Kenneth Tolley said he and his wife Caroline wished neighbour Philip Gunwhy would just do the necessary work on 58 Timberdine Avenue instead of facing the courts.
However, Mr Gunwhy was fined £2,000 in his absence at Worcester Magistrates Court on Thursday, October 4, after failing to act on numerous complaints, official notices and court orders.
Mr Tolley, aged 75, described the semi-detached house as a “building site” but had hoped Mr Gunwhy would make improvements following the original £1,100 fine he received in March.
Boarded up windows, large sections of missing rendering from the front of the house and, at times, scaffolding and tarpaulin obscuring the front had caused it to look untidy since 2008.
Mr Tolley, whose home is connected to the property, said: “We have tried to look after our house and had a new roof put on, new fascias fitted and worked on the garden, so to live next door to it is just frustrating. It affects my wife worse than it affects me because I try and ignore a lot of it.
“We are pleased that the planning officers are taking it seriously but we don’t want him prosecuted, we just want him to do some work to the house.”
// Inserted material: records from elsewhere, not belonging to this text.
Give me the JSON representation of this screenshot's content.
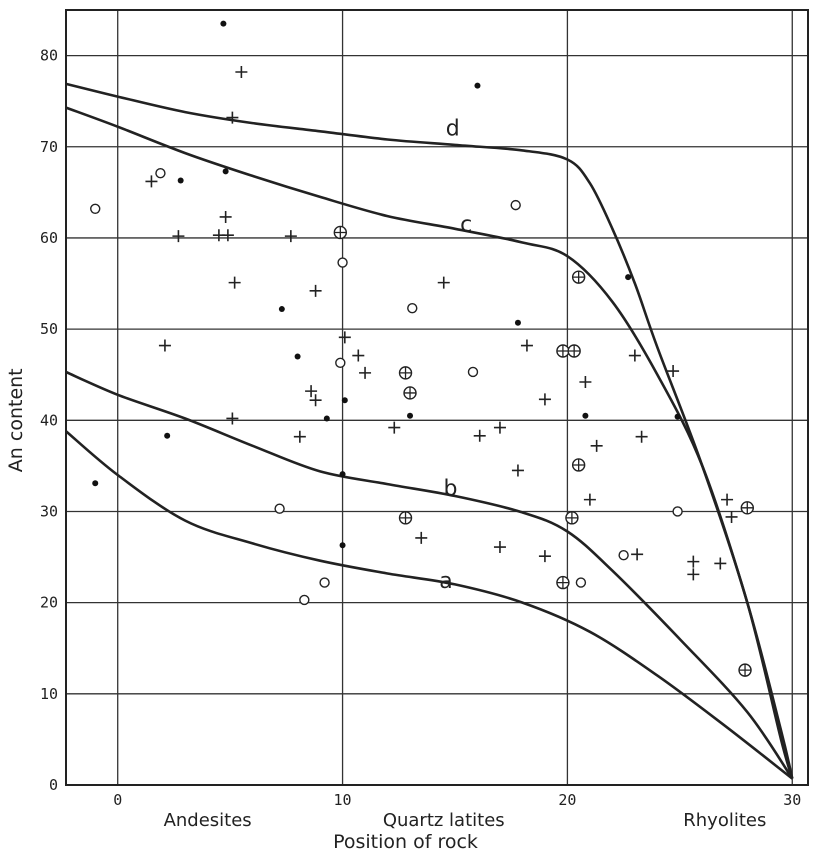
{
  "chart_data": {
    "type": "scatter",
    "title": "",
    "xlabel": "Position of rock",
    "ylabel": "An content",
    "xlim": [
      -2.3,
      30.7
    ],
    "ylim": [
      0,
      85
    ],
    "grid": true,
    "x_ticks": [
      "0",
      "10",
      "20",
      "30"
    ],
    "y_ticks": [
      "0",
      "10",
      "20",
      "30",
      "40",
      "50",
      "60",
      "70",
      "80"
    ],
    "x_category_labels": [
      {
        "text": "Andesites",
        "x": 4
      },
      {
        "text": "Quartz latites",
        "x": 14.5
      },
      {
        "text": "Rhyolites",
        "x": 27
      }
    ],
    "curves": [
      {
        "label": "a",
        "label_at": [
          14.6,
          22.4
        ],
        "points": [
          [
            -2.3,
            38.8
          ],
          [
            0,
            34
          ],
          [
            3,
            29
          ],
          [
            6,
            26.5
          ],
          [
            9,
            24.6
          ],
          [
            12,
            23.2
          ],
          [
            15,
            22
          ],
          [
            18,
            20
          ],
          [
            21,
            16.8
          ],
          [
            24,
            12
          ],
          [
            27,
            6.5
          ],
          [
            30,
            0.7
          ]
        ]
      },
      {
        "label": "b",
        "label_at": [
          14.8,
          32.5
        ],
        "points": [
          [
            -2.3,
            45.3
          ],
          [
            0,
            42.8
          ],
          [
            3,
            40.2
          ],
          [
            6,
            37.2
          ],
          [
            9,
            34.4
          ],
          [
            12,
            33
          ],
          [
            15,
            31.7
          ],
          [
            18,
            29.9
          ],
          [
            20,
            27.8
          ],
          [
            22,
            23.5
          ],
          [
            25,
            16
          ],
          [
            28,
            8
          ],
          [
            30,
            0.7
          ]
        ]
      },
      {
        "label": "c",
        "label_at": [
          15.5,
          61.5
        ],
        "points": [
          [
            -2.3,
            74.3
          ],
          [
            0,
            72.2
          ],
          [
            3,
            69.3
          ],
          [
            6,
            66.8
          ],
          [
            9,
            64.5
          ],
          [
            12,
            62.4
          ],
          [
            15,
            61
          ],
          [
            18,
            59.5
          ],
          [
            20,
            58
          ],
          [
            22,
            53
          ],
          [
            24,
            45
          ],
          [
            26,
            35
          ],
          [
            28,
            20
          ],
          [
            29.5,
            6
          ],
          [
            30,
            0.7
          ]
        ]
      },
      {
        "label": "d",
        "label_at": [
          14.9,
          72
        ],
        "points": [
          [
            -2.3,
            76.9
          ],
          [
            0,
            75.5
          ],
          [
            3,
            73.8
          ],
          [
            6,
            72.6
          ],
          [
            9,
            71.7
          ],
          [
            12,
            70.8
          ],
          [
            15,
            70.2
          ],
          [
            18,
            69.6
          ],
          [
            20,
            68.6
          ],
          [
            21,
            66
          ],
          [
            22,
            61
          ],
          [
            23,
            55
          ],
          [
            24,
            48
          ],
          [
            26,
            35
          ],
          [
            28,
            20
          ],
          [
            29.5,
            5
          ],
          [
            30,
            0.7
          ]
        ]
      }
    ],
    "series": [
      {
        "marker": "dot",
        "points": [
          [
            4.7,
            83.5
          ],
          [
            16,
            76.7
          ],
          [
            4.8,
            67.3
          ],
          [
            2.8,
            66.3
          ],
          [
            7.3,
            52.2
          ],
          [
            17.8,
            50.7
          ],
          [
            8,
            47
          ],
          [
            10.1,
            42.2
          ],
          [
            2.2,
            38.3
          ],
          [
            13,
            40.5
          ],
          [
            9.3,
            40.2
          ],
          [
            -1,
            33.1
          ],
          [
            10,
            34.1
          ],
          [
            20.8,
            40.5
          ],
          [
            22.7,
            55.7
          ],
          [
            24.9,
            40.4
          ],
          [
            10,
            26.3
          ]
        ]
      },
      {
        "marker": "circle",
        "points": [
          [
            -1,
            63.2
          ],
          [
            1.9,
            67.1
          ],
          [
            13.1,
            52.3
          ],
          [
            17.7,
            63.6
          ],
          [
            10,
            57.3
          ],
          [
            9.9,
            46.3
          ],
          [
            15.8,
            45.3
          ],
          [
            7.2,
            30.3
          ],
          [
            9.2,
            22.2
          ],
          [
            8.3,
            20.3
          ],
          [
            20.6,
            22.2
          ],
          [
            22.5,
            25.2
          ],
          [
            24.9,
            30
          ]
        ]
      },
      {
        "marker": "plus",
        "points": [
          [
            5.5,
            78.2
          ],
          [
            5.1,
            73.2
          ],
          [
            1.5,
            66.2
          ],
          [
            4.8,
            62.3
          ],
          [
            4.5,
            60.3
          ],
          [
            4.9,
            60.3
          ],
          [
            2.7,
            60.2
          ],
          [
            7.7,
            60.2
          ],
          [
            5.2,
            55.1
          ],
          [
            8.8,
            54.2
          ],
          [
            14.5,
            55.1
          ],
          [
            10.1,
            49.1
          ],
          [
            10.7,
            47.1
          ],
          [
            11,
            45.2
          ],
          [
            2.1,
            48.2
          ],
          [
            8.6,
            43.2
          ],
          [
            8.8,
            42.2
          ],
          [
            5.1,
            40.2
          ],
          [
            8.1,
            38.2
          ],
          [
            12.3,
            39.2
          ],
          [
            16.1,
            38.3
          ],
          [
            17,
            39.2
          ],
          [
            18.2,
            48.2
          ],
          [
            20.8,
            44.2
          ],
          [
            19,
            42.3
          ],
          [
            23,
            47.1
          ],
          [
            24.7,
            45.4
          ],
          [
            21.3,
            37.2
          ],
          [
            23.3,
            38.2
          ],
          [
            17.8,
            34.5
          ],
          [
            21,
            31.3
          ],
          [
            13.5,
            27.1
          ],
          [
            17,
            26.1
          ],
          [
            19,
            25.1
          ],
          [
            23.1,
            25.3
          ],
          [
            25.6,
            24.5
          ],
          [
            25.6,
            23.1
          ],
          [
            26.8,
            24.3
          ],
          [
            27.1,
            31.3
          ],
          [
            27.3,
            29.4
          ]
        ]
      },
      {
        "marker": "circle-plus",
        "points": [
          [
            9.9,
            60.6
          ],
          [
            12.8,
            45.2
          ],
          [
            13,
            43
          ],
          [
            19.8,
            47.6
          ],
          [
            20.3,
            47.6
          ],
          [
            20.5,
            55.7
          ],
          [
            20.5,
            35.1
          ],
          [
            20.2,
            29.3
          ],
          [
            19.8,
            22.2
          ],
          [
            12.8,
            29.3
          ],
          [
            28,
            30.4
          ],
          [
            27.9,
            12.6
          ]
        ]
      }
    ]
  }
}
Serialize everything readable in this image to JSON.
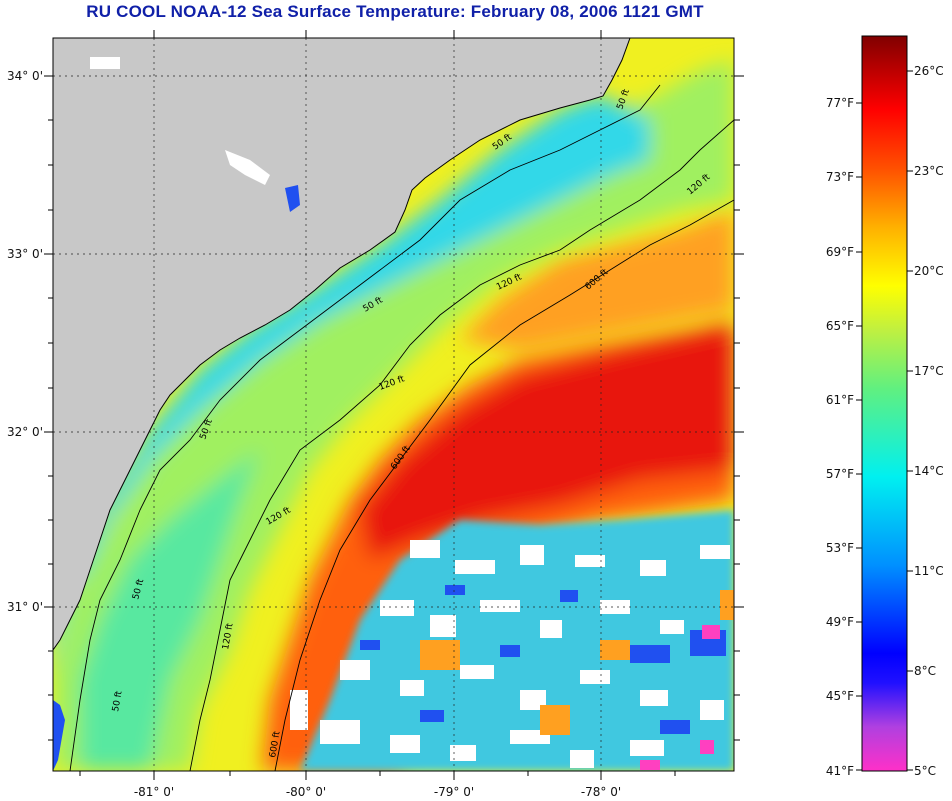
{
  "title": "RU COOL  NOAA-12  Sea Surface Temperature:  February 08, 2006 1121 GMT",
  "map": {
    "lat_labels": [
      "34° 0'",
      "33° 0'",
      "32° 0'",
      "31° 0'"
    ],
    "lon_labels": [
      "-81° 0'",
      "-80° 0'",
      "-79° 0'",
      "-78° 0'"
    ],
    "contour_labels": [
      "50 ft",
      "50 ft",
      "50 ft",
      "50 ft",
      "50 ft",
      "50 ft",
      "120 ft",
      "120 ft",
      "120 ft",
      "120 ft",
      "120 ft",
      "600 ft",
      "600 ft",
      "600 ft"
    ],
    "colors": {
      "land": "#c8c8c8",
      "nearshore": "#18d8f0",
      "mid_shelf": "#8cf070",
      "outer_shelf": "#f0f020",
      "gulf_stream": "#f03010",
      "cloud": "#ffffff"
    }
  },
  "colorbar": {
    "fahrenheit_labels": [
      "77°F",
      "73°F",
      "69°F",
      "65°F",
      "61°F",
      "57°F",
      "53°F",
      "49°F",
      "45°F",
      "41°F"
    ],
    "celsius_labels": [
      "26°C",
      "23°C",
      "20°C",
      "17°C",
      "14°C",
      "11°C",
      "8°C",
      "5°C"
    ]
  }
}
Worcester City Council issued a section 215 Tidy-up Notice in July 2010, ordering Mr Gunwhy to improve the appearance of the property because it was adversely affecting the amenity of the area.
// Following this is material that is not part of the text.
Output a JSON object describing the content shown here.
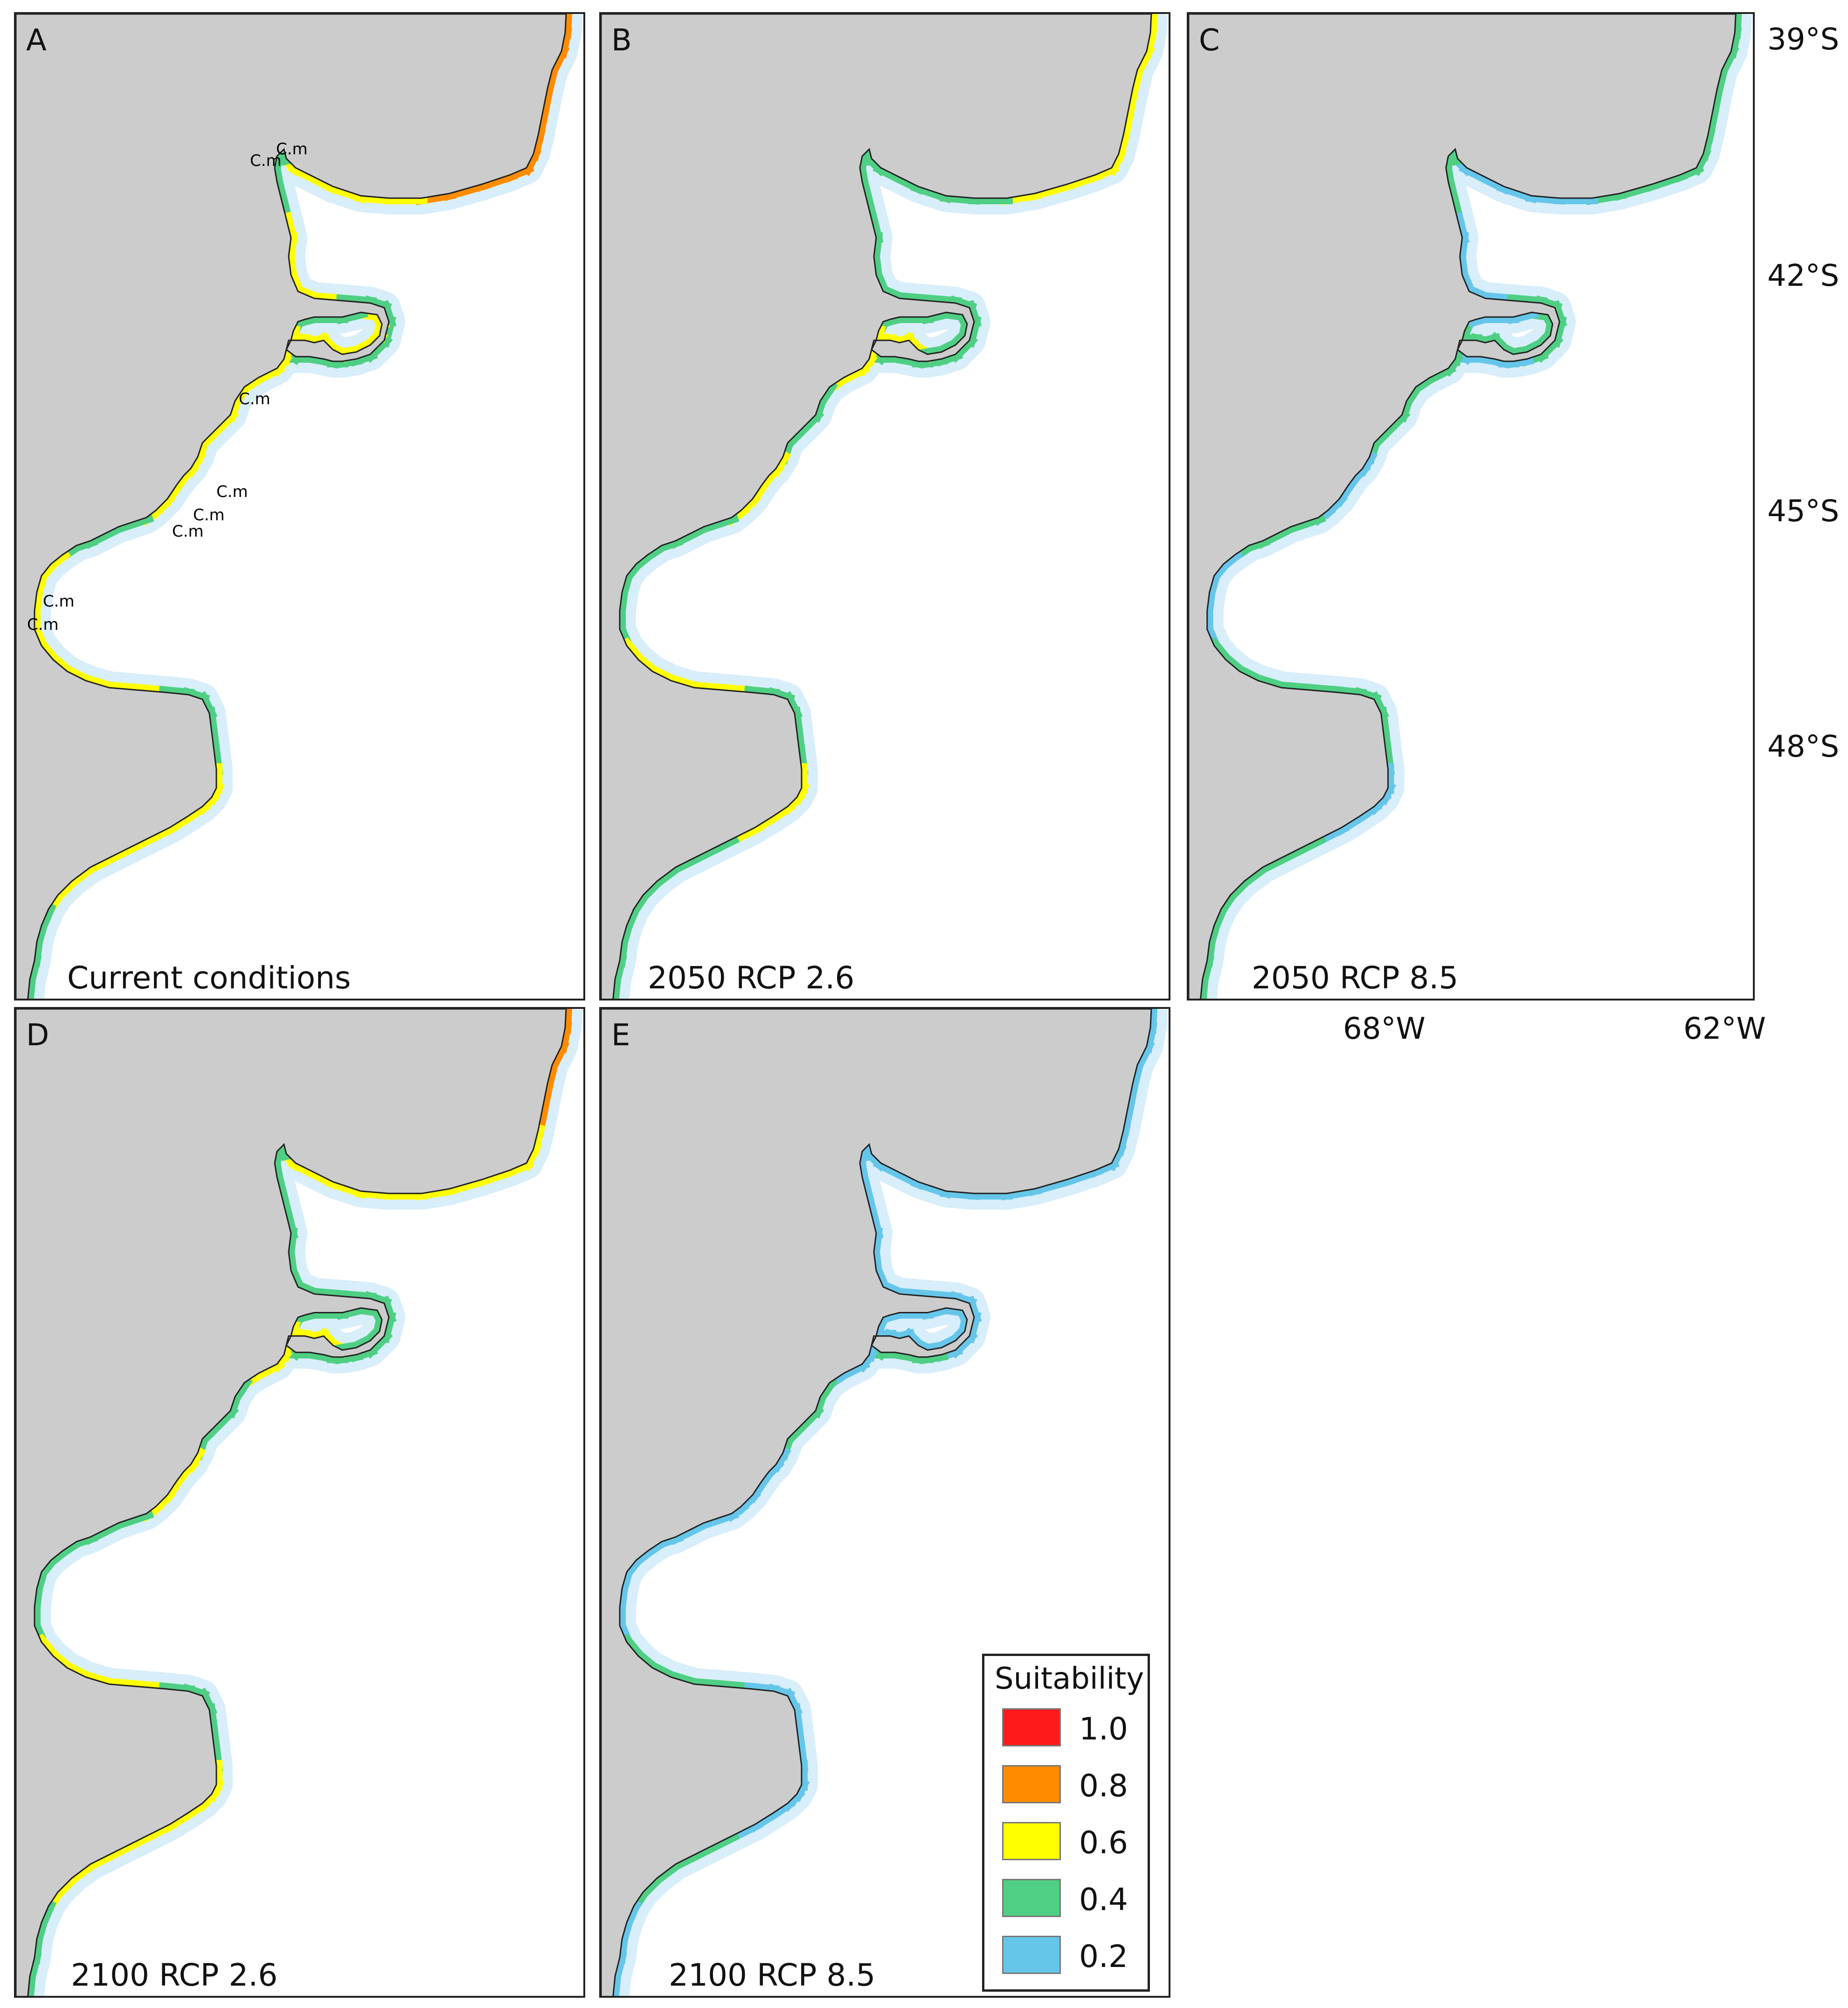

However, when he ignored the notice he was ordered to pay £1,100 fines by magistrates in March this year.
Planning enforcement officers from the city council visited the house several times since March and sent Mr Gunwhy letters warning him that he would face court if it was not cleaned up.
However, when he failed to take action Mr Gunwhy was summoned to attend magistrates court and fined as well as ordered to pay £500 costs and a £15 victim surcharge in his absence.
A city council spokesman said the case clearly showed how important it was for people to talk to them if they were facing a notice or a summons.
He said: “If Mr Gunwhy had carried out this work, or had responded to the many letters we sent him, this second court case and a second fine could have been avoided.”